To many photographers, even advanced amateurs and knowledgeable photo enthusiasts, digital cameras look, feel, and shoot almost exactly like conventional film cameras. That's because both systems have seemingly identical parts (lens, viewfinder, light sensor, and shutter button, among others), and they also share many common photographic terms (f-stop, shutter speed, ISO sensitivity, and so on).
The main difference, of course, is that digital cameras capture and save images electronically, while conventional cameras imprint images on light-sensitive silver halide film. In reality, however, this apples-to-apples comparison of digital and film cameras is a misleading oversimplification. There are numerous, important differences between the two technologies, and what you don't know could very well affect overall image quality.
Here's a crash course on some of the most important differences. Are focal lengths equivalent on film and digital cameras? Take a look at the lens on your digital camera. You will probably see the focal length measurement (in millimeters) there, defining whether the lens is wide angle, telephoto, or normal. For instance, you might have a Casio QV-3000EX digital camera with a 7-to-21-mm zoom lens. But take a look at Casio's documentation and you'll see that the lens focal length is also listed as 33 mm to 100 mm. The latter figures refer to the equivalent wide-angle-to-telephoto coverage of a lens on a 35 mm film camera. Same thing, right? Wrong. Digital camera lenses have significantly shorter focal lengths because the CCD (or charge-coupled device, the light-sensitive semiconductor chip that captures the image) is physically smaller than a frame of 35 mm film and, therefore, doesn't need all that extra glass.

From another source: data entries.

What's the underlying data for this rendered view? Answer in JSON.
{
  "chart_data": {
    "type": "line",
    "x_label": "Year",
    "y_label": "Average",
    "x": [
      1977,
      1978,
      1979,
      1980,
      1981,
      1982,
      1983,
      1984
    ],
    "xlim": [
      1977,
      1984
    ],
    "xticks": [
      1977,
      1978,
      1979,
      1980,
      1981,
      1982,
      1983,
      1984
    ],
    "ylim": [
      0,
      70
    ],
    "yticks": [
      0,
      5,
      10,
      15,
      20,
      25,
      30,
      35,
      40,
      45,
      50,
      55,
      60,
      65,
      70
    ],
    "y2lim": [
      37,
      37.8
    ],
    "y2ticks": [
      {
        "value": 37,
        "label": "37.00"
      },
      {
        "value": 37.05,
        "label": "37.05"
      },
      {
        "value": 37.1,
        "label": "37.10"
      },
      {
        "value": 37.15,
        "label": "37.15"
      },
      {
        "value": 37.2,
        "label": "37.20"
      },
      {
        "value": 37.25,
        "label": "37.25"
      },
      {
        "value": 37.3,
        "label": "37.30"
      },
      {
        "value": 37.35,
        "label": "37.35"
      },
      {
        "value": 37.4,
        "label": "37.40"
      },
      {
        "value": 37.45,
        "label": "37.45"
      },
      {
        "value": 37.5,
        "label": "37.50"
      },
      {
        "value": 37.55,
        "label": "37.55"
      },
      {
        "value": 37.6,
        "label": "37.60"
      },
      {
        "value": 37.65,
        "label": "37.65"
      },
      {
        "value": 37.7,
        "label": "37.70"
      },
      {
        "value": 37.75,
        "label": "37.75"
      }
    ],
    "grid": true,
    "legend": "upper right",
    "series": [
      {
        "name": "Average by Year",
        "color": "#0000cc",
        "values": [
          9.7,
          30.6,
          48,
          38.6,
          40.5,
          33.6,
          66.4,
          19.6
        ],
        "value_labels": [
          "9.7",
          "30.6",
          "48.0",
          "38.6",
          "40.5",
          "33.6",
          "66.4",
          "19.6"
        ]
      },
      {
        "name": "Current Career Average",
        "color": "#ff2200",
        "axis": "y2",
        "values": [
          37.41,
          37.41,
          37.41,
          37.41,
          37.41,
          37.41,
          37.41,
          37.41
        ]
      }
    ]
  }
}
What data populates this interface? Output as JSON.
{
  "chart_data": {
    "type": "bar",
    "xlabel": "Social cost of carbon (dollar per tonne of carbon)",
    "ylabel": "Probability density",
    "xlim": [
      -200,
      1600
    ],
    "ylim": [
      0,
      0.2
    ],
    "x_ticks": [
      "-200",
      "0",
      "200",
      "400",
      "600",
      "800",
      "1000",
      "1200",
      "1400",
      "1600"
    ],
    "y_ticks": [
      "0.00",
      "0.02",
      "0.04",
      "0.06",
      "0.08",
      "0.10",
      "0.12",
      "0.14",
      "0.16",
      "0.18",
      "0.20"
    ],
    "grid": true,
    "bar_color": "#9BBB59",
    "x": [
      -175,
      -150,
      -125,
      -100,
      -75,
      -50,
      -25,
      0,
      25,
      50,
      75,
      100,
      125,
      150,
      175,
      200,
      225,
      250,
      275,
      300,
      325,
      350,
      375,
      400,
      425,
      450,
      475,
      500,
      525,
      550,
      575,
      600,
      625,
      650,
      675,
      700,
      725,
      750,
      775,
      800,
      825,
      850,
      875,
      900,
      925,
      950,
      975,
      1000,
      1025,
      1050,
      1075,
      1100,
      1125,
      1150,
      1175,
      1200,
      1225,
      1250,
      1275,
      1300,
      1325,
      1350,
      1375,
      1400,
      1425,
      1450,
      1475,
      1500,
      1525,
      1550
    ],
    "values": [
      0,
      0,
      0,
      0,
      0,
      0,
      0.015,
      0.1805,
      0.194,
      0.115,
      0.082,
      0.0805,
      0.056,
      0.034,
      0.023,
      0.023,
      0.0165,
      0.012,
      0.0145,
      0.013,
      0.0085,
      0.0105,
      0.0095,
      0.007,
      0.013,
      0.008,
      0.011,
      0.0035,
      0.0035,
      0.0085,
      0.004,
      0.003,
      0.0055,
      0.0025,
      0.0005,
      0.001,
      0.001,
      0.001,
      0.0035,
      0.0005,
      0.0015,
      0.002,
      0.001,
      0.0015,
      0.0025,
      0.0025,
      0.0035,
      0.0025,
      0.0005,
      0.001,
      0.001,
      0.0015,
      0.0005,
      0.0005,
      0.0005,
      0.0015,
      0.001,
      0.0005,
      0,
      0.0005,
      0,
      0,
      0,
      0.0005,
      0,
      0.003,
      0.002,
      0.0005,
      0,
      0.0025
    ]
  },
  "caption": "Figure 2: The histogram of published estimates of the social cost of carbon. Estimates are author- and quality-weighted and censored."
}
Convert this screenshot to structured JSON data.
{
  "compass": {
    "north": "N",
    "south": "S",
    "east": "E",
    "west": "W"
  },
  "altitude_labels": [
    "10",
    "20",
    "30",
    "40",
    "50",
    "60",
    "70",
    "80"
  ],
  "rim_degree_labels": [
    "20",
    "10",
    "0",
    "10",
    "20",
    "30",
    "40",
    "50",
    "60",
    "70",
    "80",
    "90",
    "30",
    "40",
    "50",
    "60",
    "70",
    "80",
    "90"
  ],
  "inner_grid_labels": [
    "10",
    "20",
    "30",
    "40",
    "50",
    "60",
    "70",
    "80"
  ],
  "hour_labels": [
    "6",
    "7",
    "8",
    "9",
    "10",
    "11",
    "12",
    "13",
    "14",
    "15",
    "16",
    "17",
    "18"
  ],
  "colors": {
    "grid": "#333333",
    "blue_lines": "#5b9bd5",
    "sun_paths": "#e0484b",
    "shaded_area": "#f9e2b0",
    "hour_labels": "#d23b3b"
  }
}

While the amount of coverage (how much of a scene is captured) may be the same, the laws of optics say that the shorter focal length lens will always have greater depth of field (the area in which the subject is in sharp focus). Unlike 35 mm camera lenses, where selecting a specific focal length causes the background or foreground to be either in sharp focus or out of focus, digital camera zoom lenses automatically capture in-focus images at almost every focal length, whether you want that or not. (Fortunately though, some digital cameras feature a special portrait mode that electronically throws the foreground and background out of focus.)
The F-stop demystified
This brings up another important difference: f-stops. As every shutterbug knows, f-stop refers to the amount of light that passes through the lens to the film. There is a mechanical leaf diaphragm on 35 mm lenses that can be stopped down or opened up, to either increase or cut down on the amount of light; more light translates into less depth of field, while less allows greater depth of field. The rule of thumb in conventional photography is that the larger the opening, the faster the shutter speed can be. With few exceptions, most digital cameras don't have mechanical leaf diaphragms regulating the amount of light that falls on their CCDs. Instead, it's all done electronically, which means that manually selecting f-stops (on those cameras that even offer the option) won't affect depth of field in the slightest.
This will, however, affect the camera's shutter speed. However, most digital cameras don't have shutters, either; the speed at which the image is captured is regulated electronically, not mechanically. In fact, the crude mechanical shutter found on better digital cameras is there only to protect the CCD from being blinded by bright light, rather than to precisely regulate the fractions-of-a-second image-capture time. Having an electronic shutter that does not have to open and close frees your digital camera from some of the limitations of mechanical shutters and also explains why many still digital cameras can capture short video clips.
ISO equals gain in digital speak
Another significant corresponding feature is light sensitivity. In film, the speed of the emulsion (the amount of light needed to correctly expose the image so that it's neither too light nor too dark) is rated by assigning it an ISO (International Standards Organization) number. For instance, an average film sensitivity would be that of ISO 100. Fast film, used for shooting in low light or for sports when a fast shutter speed is required, might have an ISO of 800 or 1600, while slow film, often used for high-quality enlargements and ultra-detailed prints, has ISOs between 15 and 50. There are trade-offs, however; using slow film generally means slower shutter speeds and more limited depth of field, while shooting with fast film can produce grainy, high-contrast images.
Digital cameras, of course, don't have film's ISO speeds. But to make things easier to understand, ISO equivalency is often listed instead of gain, the correct electronic term that describes boosting or lowering the CCD's sensitivity to light. The problem with gain is that as the sensitivity level is raised, it produces noise (unwanted electronic artifacts in the picture, such as random white splotches or streaks), just as turning up the volume on a radio increases the amount of static you can hear in the background. Therefore, digital camera users should view gain in the same way that photographers look at ISO speed: turn it up when you need faster speeds or must shoot in low light, but be prepared for some image degradation. By better understanding your digital camera's similarities to and differences from film-based cameras--that is, the advantages as well as the limitations, you may be able to produce better pictures.